И Архелон без большого желания, но рассказал историю, приключившуюся с ними, когда им было по пятнадцать лет. Оказалось, в тот год они были впервые выпороты у алтаря Артемиды. Сдали первый серьезный экзамен, став настоящими волчатами. Но поркой дело не ограничилось.

– В тот день Элой собрал нас вечером и сообщил, что скоро нам впервые предстоит показать свою доблесть перед царями и эфорами, и теперь же ночью перед сражением мы должны принести жертву. После захода солнца мы собрались и пошли в Фойбею. Все агелы пошли вместе, так как драться надо было всем скопом против другого лагеря.

– Где это? – опять уточнил Тарас, поймав на себе недоуменный взгляд своих друзей и подумав: «Хорошо еще, что это Архелон с Эгором, а не Деметрий и его прихлебатели. Эти хоть трепаться не будут о моих провалах в памяти. Привыкли».

– Это местечко за городом, не очень далеко от Ферапны, – пояснил Архелон.

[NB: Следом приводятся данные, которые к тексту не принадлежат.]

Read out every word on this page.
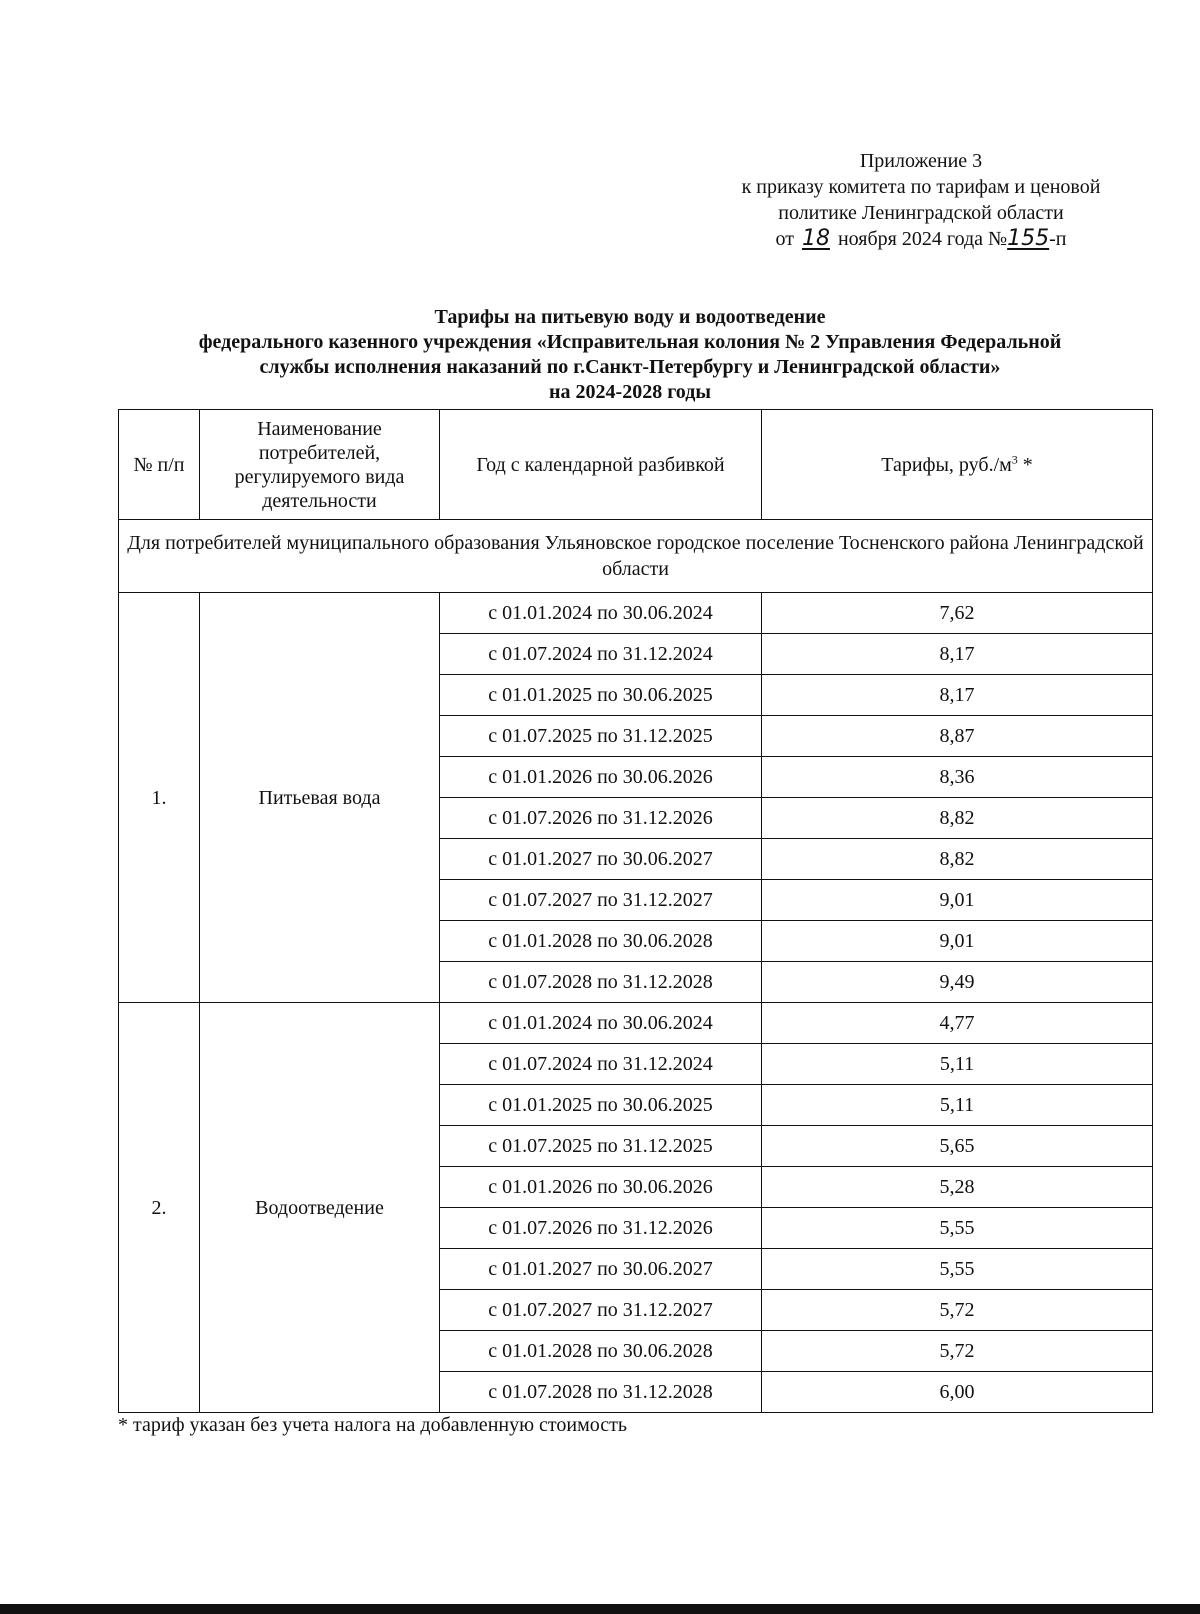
Приложение 3
к приказу комитета по тарифам и ценовой
политике Ленинградской области
от 18 ноября 2024 года №155-п
Тарифы на питьевую воду и водоотведение
федерального казенного учреждения «Исправительная колония № 2 Управления Федеральной
службы исполнения наказаний по г.Санкт-Петербургу и Ленинградской области»
на 2024-2028 годы
№ п/п	Наименование потребителей, регулируемого вида деятельности	Год с календарной разбивкой	Тарифы, $руб./м^3$ *
Для потребителей муниципального образования Ульяновское городское поселение Тосненского района Ленинградской области			
1.	Питьевая вода	с 01.01.2024 по 30.06.2024	7,62
		с 01.07.2024 по 31.12.2024	8,17
		с 01.01.2025 по 30.06.2025	8,17
		с 01.07.2025 по 31.12.2025	8,87
		с 01.01.2026 по 30.06.2026	8,36
		с 01.07.2026 по 31.12.2026	8,82
		с 01.01.2027 по 30.06.2027	8,82
		с 01.07.2027 по 31.12.2027	9,01
		с 01.01.2028 по 30.06.2028	9,01
		с 01.07.2028 по 31.12.2028	9,49
2.	Водоотведение	с 01.01.2024 по 30.06.2024	4,77
		с 01.07.2024 по 31.12.2024	5,11
		с 01.01.2025 по 30.06.2025	5,11
		с 01.07.2025 по 31.12.2025	5,65
		с 01.01.2026 по 30.06.2026	5,28
		с 01.07.2026 по 31.12.2026	5,55
		с 01.01.2027 по 30.06.2027	5,55
		с 01.07.2027 по 31.12.2027	5,72
		с 01.01.2028 по 30.06.2028	5,72
		с 01.07.2028 по 31.12.2028	6,00
* тариф указан без учета налога на добавленную стоимость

– А, тогда понятно, – хмыкнул Тарас.

– По дороге мы должны были поймать каждый по собаке, чтобы принести ее в жертву богу войны. А лучшей жертвой была черная собака. Мы половину ночи носились по окрестностям Спарты, вылавливая безродных щенков, – взахлеб стал рассказывать Архелон, вошедший в роль рассказчика, даже голос возвысил, – а потом тащили их еще живыми до жертвенника.

– Ты потише, – предупредил его Тарас, – а то педоному настучат. Приказ спать уже был.

А про себя подумал: «Живодеры». Он хоть и не был собачником, а все равно не любил убивать собак, а тем более мучить их.

– Так вот, – продолжал Архелон, понизив голос и усаживаясь на тростниковое ложе, – прибыли мы в Фойбею уже перед рассветом, едва успели принести жертву. И боги приняли ее: ведь всем ясно, что для самого грозного из богов лучшей жертвой будет самое мужественное из домашних животных.